Quite simply put, it is highly unlikely that there is a creature, whether it be known as the Giant Sloth, What's more, even if there were such a creature, the odds of it surviving beyond 50 years are too great to overcome. Before you discuss genetic bottleneck, you must first look at effective population size. Genetic drift is especially important in rare species. When we look at most populations of any organisms, they consist of small, localized breeding populations. When these populations diverge through genetic drift, they give rise to variation among geographically distant groups of the same species, ie. smaller extant sloths (two and three toed varieties) could have arisen through genetic drift from a common ancestor. The main problem with small population sizes is that drift is reduced due to lack of sexual partners.

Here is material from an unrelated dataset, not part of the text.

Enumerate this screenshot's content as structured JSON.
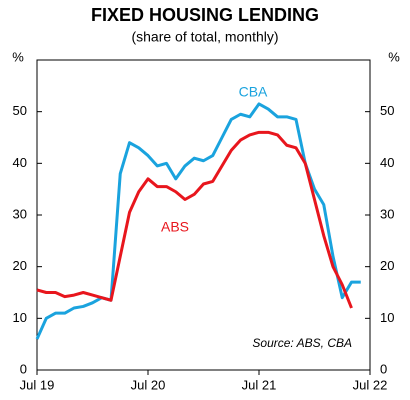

It is further reduced by the fact that not all members of a group may be sexually mature, or they may be out-competed by other males, giving very little drift of new DNA into the population. This is termed as putting the population through a bottleneck. Such a situation arises in a reduction of heterozygosity, or genetic variation. It makes the resulting population more prone to disease and bad mutations in the genome. This is seen in rare zoo animals today, and is the reason that zoological gardens "borrow" animals from other zoos. To keep the DNA full of variation. If this variation is not maintained, it will result in mutations and eventually an end of the species, either through death or through mutation into a new species. In simple life forms with short life-spans and high offspring numbers, the chance to develop a useful mutation and survive is relatively good. The decreased heterozygosity will essentially force the population to provide its own variation to a greater degree than normal, in the hopes of increasing the Fitness of that population. With more developed animals with longer lifespans and fewer offspring, the result is often extinction. It is for this reason, coupled with low numbers in the bigfoot population and the lack of introduction of new DNA into the mating populations that the likelihood of a Bigfoot or similar type of organism is highly doubtful. What's more, if it did exist, it would surely be extinct within the next fifty years due to the argument set forward above.